Граф Гаррах, по словам Штадена, запугал померанского, саксонского, бранденбургского курфюрстов. Август Саксонский теперь по ночам не спит, вскакивает в страхе с ложа, молится Богу, чтобы он отвратил «московскую опасность» от немецких государств. Но он малодушен, этот герцог. Он старается идти по стопам Дании, с королевским домом которой он связан родственными узами. Дания ищет дружбы с Россией, и Август поневоле придерживается того же. Его трудно понять.

Речь Штадена неожиданно прервал Керстен Роде. Увесисто ударил он по столу кулаком, так что кувшины и блюда на столе подпрыгнули.

– Болтайте о немцах, Данию не трогайте!.. Что вы понимаете о Дании? Бог обидел Данию, сделав ее соседкою немцев. Вот все, что я имею сказать!

Роде побагровел от гнева, налил себе вина и залпом выпил.

Наступило молчание. Запахло скандалом. Немцы с вымученными улыбками переглянулись. Гусев насторожился, сказал примирительно:

– Наш государь батюшка добр и приветлив ко всем чужестранцам. Ежели ему правдою и честью служат, никакой обиды тем людям не бывает, царь их кормовыми деньгами и поместьями одаривает; коли прямит душою ему чужеземец, он того своими милостями не оставляет, ублажает по-царски и на обзаведенье деньги дает. Нет в мире таких народов, коих Иван Васильевич без вины отвергал бы... Дружбой русский царь не гнушается... Немало у нас на службе немцев, есть и аглицкие, и угры, и литовцы, и датчане, и многие другие, их же Иван Васильевич по заслугам честит и награждает. Нам, русским, запрещено открывать кабаки, – чужеземцам можно. И от таможенных пошлин чужеземцы освобождены. Идя встречь иноземцам, государь требует и к себе уважения и покорности. Надо помнить, что вы находитесь не у себя дома, а у нас, в государевом царстве. Коли Иван Васильевич взял на службу тебя, Генрих, то сделал это для пользы царства нашего. То же самое и с ним. – Гусев указал в сторону Роде. – И все вы должны жить дружно, а посему наполним до краев сосуды вином и выпьем за здоровье мудрого государя батюшки Ивана Васильевича!
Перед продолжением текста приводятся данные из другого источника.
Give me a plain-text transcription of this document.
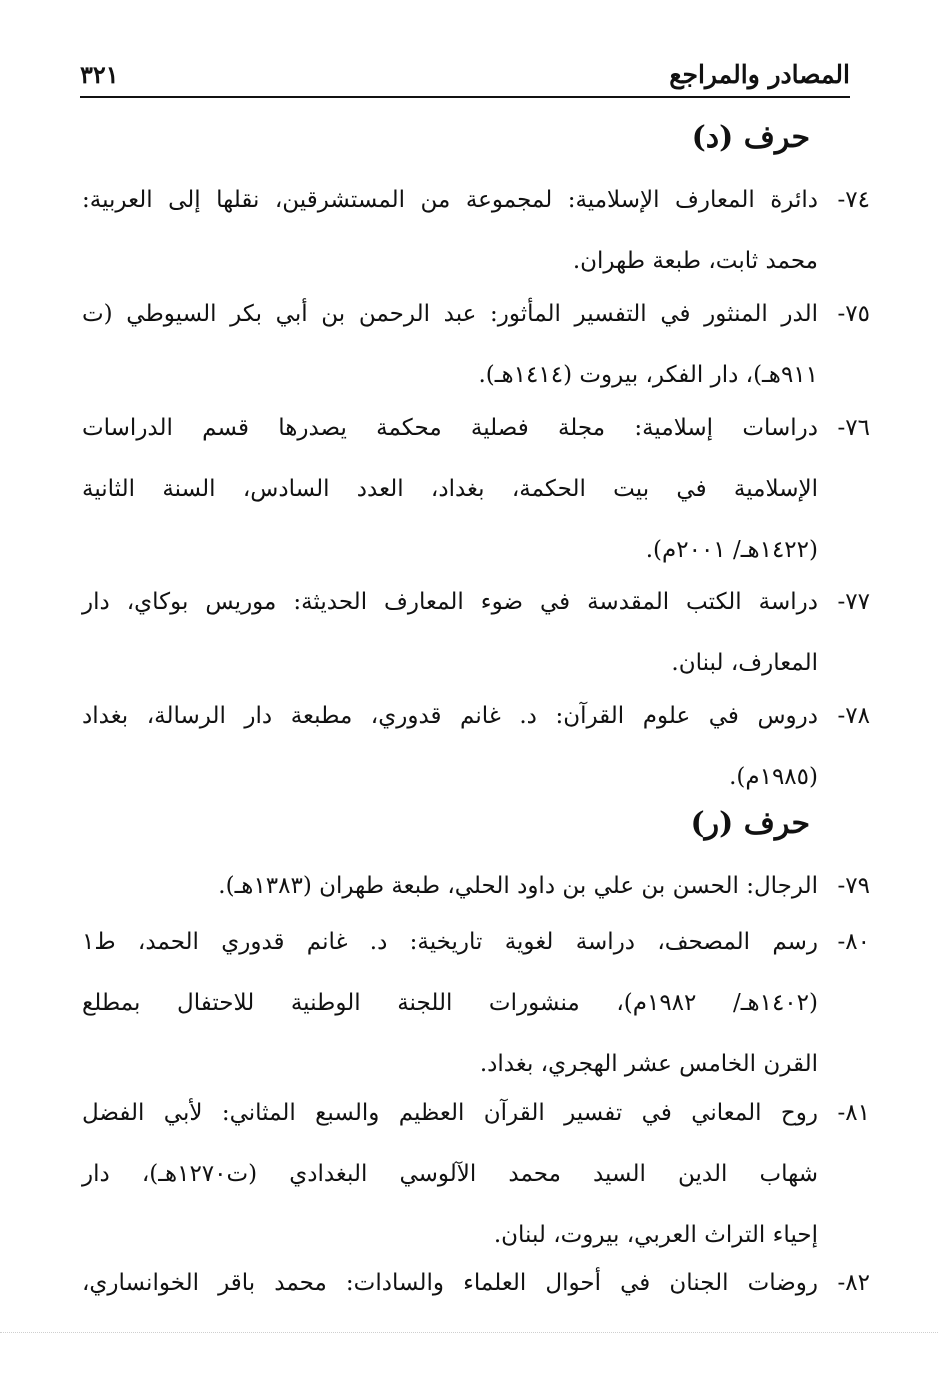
المصادر والمراجع
٣٢١
حرف (د)
٧٤-
دائرة المعارف الإسلامية: لمجموعة من المستشرقين، نقلها إلى العربية:
محمد ثابت، طبعة طهران.
٧٥-
الدر المنثور في التفسير المأثور: عبد الرحمن بن أبي بكر السيوطي (ت
٩١١هـ)، دار الفكر، بيروت (١٤١٤هـ).
٧٦-
دراسات إسلامية: مجلة فصلية محكمة يصدرها قسم الدراسات
الإسلامية في بيت الحكمة، بغداد، العدد السادس، السنة الثانية
(١٤٢٢هـ/ ٢٠٠١م).
٧٧-
دراسة الكتب المقدسة في ضوء المعارف الحديثة: موريس بوكاي، دار
المعارف، لبنان.
٧٨-
دروس في علوم القرآن: د. غانم قدوري، مطبعة دار الرسالة، بغداد
(١٩٨٥م).
حرف (ر)
٧٩-
الرجال: الحسن بن علي بن داود الحلي، طبعة طهران (١٣٨٣هـ).
٨٠-
رسم المصحف، دراسة لغوية تاريخية: د. غانم قدوري الحمد، ط١
(١٤٠٢هـ/ ١٩٨٢م)، منشورات اللجنة الوطنية للاحتفال بمطلع
القرن الخامس عشر الهجري، بغداد.
٨١-
روح المعاني في تفسير القرآن العظيم والسبع المثاني: لأبي الفضل
شهاب الدين السيد محمد الآلوسي البغدادي (ت١٢٧٠هـ)، دار
إحياء التراث العربي، بيروت، لبنان.
٨٢-
روضات الجنان في أحوال العلماء والسادات: محمد باقر الخوانساري،
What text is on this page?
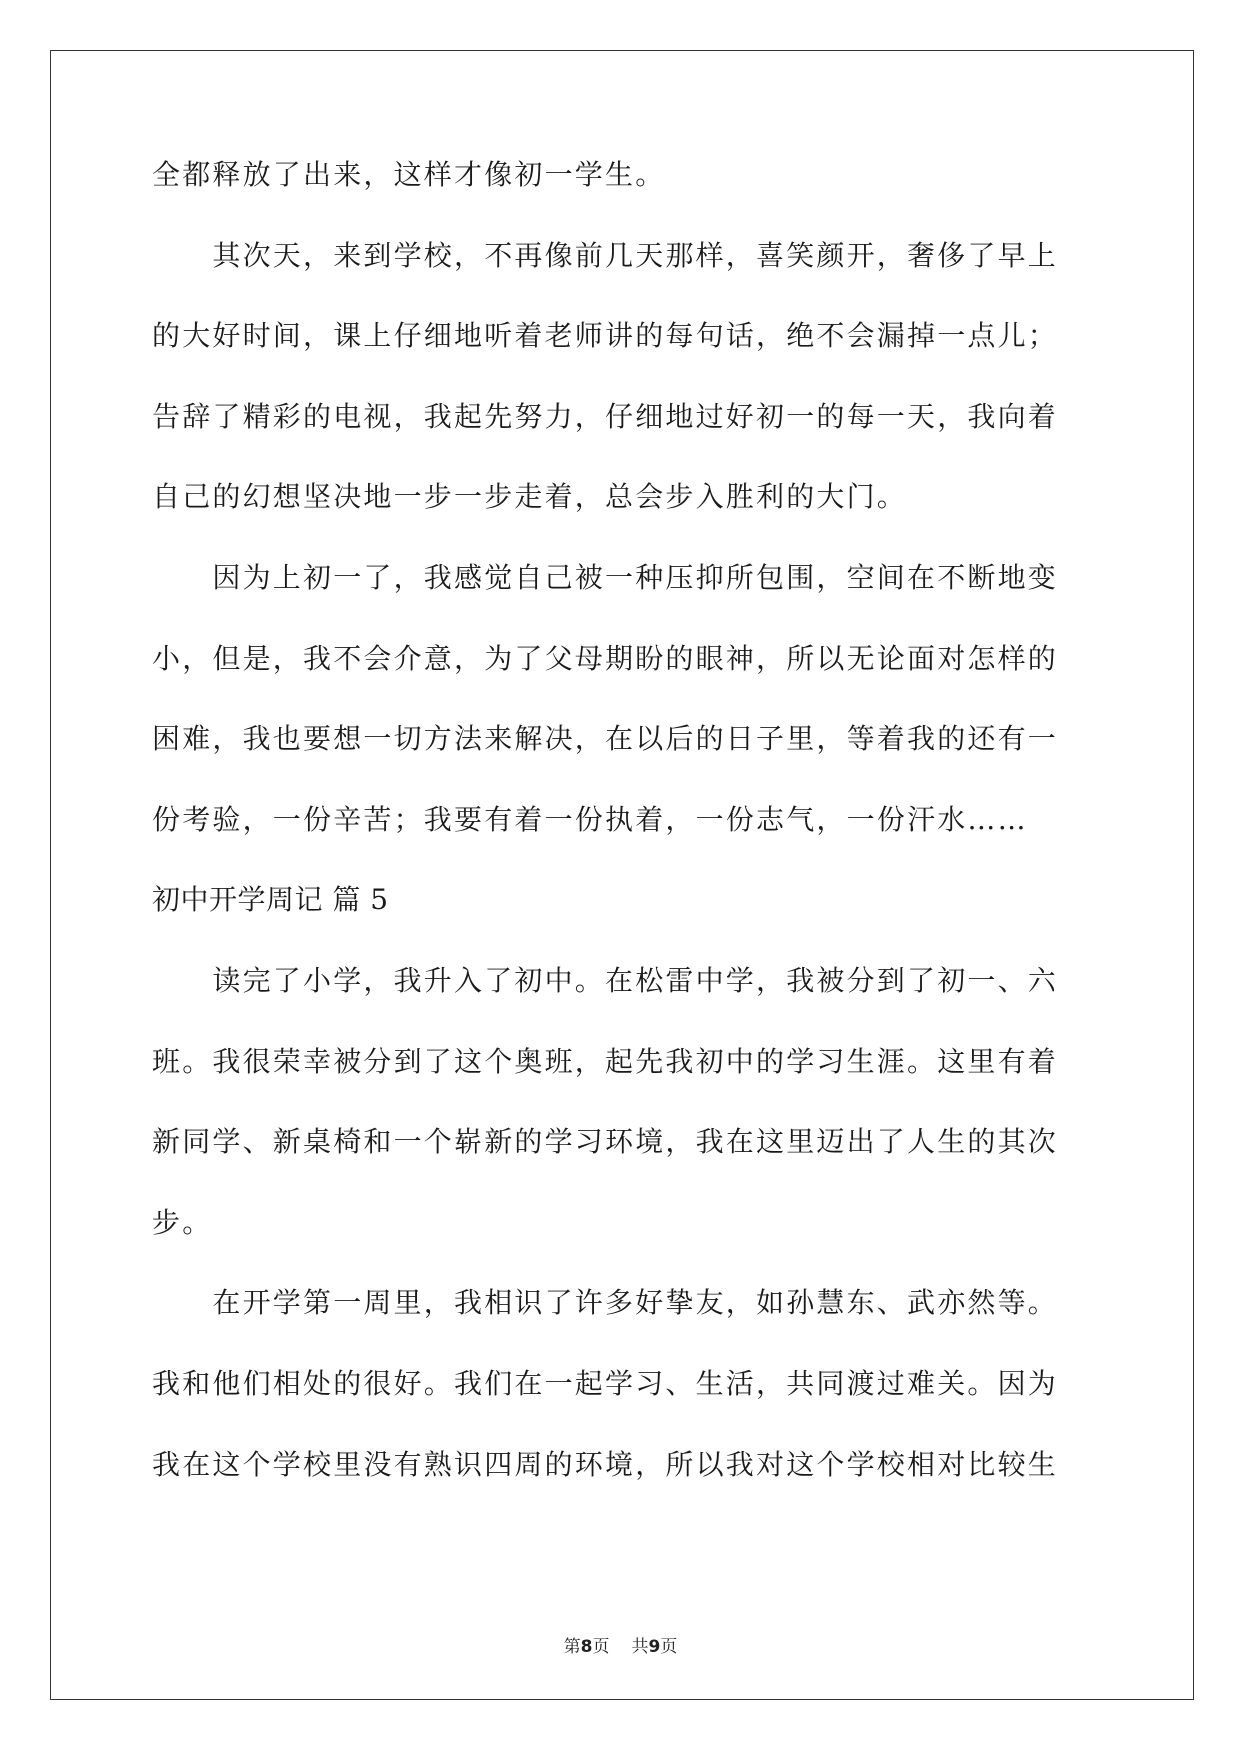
全都释放了出来，这样才像初一学生。
　　其次天，来到学校，不再像前几天那样，喜笑颜开，奢侈了早上
的大好时间，课上仔细地听着老师讲的每句话，绝不会漏掉一点儿；
告辞了精彩的电视，我起先努力，仔细地过好初一的每一天，我向着
自己的幻想坚决地一步一步走着，总会步入胜利的大门。
　　因为上初一了，我感觉自己被一种压抑所包围，空间在不断地变
小，但是，我不会介意，为了父母期盼的眼神，所以无论面对怎样的
困难，我也要想一切方法来解决，在以后的日子里，等着我的还有一
份考验，一份辛苦；我要有着一份执着，一份志气，一份汗水……
初中开学周记 篇 5
　　读完了小学，我升入了初中。在松雷中学，我被分到了初一、六
班。我很荣幸被分到了这个奥班，起先我初中的学习生涯。这里有着
新同学、新桌椅和一个崭新的学习环境，我在这里迈出了人生的其次
步。
　　在开学第一周里，我相识了许多好挚友，如孙慧东、武亦然等。
我和他们相处的很好。我们在一起学习、生活，共同渡过难关。因为
我在这个学校里没有熟识四周的环境，所以我对这个学校相对比较生
第8页 共9页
Все с особой торопливостью потянулись к своим чаркам и быстро осушили их.

Однако успокоить корсара оказалось не так-то легко. Он поднялся во весь свой необыкновенный рост и тихо густым басом произнес:

– Кто запретил немцам плавать в Нарву с военными товарами, закупленными в чужих странах московским царем? Ваш император. Вспомните его указ. Вы!.. вы... мешаете плаванию по Балтийскому морю! Вы, немцы, первые насажали пиратов в балтийских водах... Шведские и польские разбойники творят бесчиние с легкой руки ваших немецких властелинов... Вот, глядите!

Роде протянул сжатый кулак над столом.

– Этой рукой я сверну голову любому, кто будет мешать царю плавать по морю! Море не только польское, шведское, но и датское, и русское!.. Вот как! Три короля приговорили меня к смертной казни. Так пускай их будет десять – меня это не смутит. Буду бороться с бесчинствами их пиратов, как подлинный, Богом помазанный король корсаров.

Роде был страшен. Лицо его, с большим шрамом на щеке, стало красным, глаза горели ожесточением, сильные белые зубы сверкали, словно у зверя, и весь стан его, слегка сутулый, был наклонен в каком-то зловещем напряжении, будто Роде готовился прыгнуть на сидевших против него немцев.

– Я датчанин, но не пощажу я и датских каперов, коли они мне попадутся. Отправлю и их к чертовой бабушке на морское дно!

Опять выступил со своею плавною, спокойной речью невозмутимый дьяк.

– Правду сказываешь, благородный человек, – произнес он, размеренно, в такт словам, делая движение правой рукой, – указ германского императора, два года назад изданный, сильно огорчил нашего государя. После того указа лютое учинилось каперство на море, но что поделаешь: Бог судья немецкому владыке и его вельможам! Однако повинны ли в том деле честные немецкие люди, перешедшие на службу к нашему царю и сидящие за этим столом?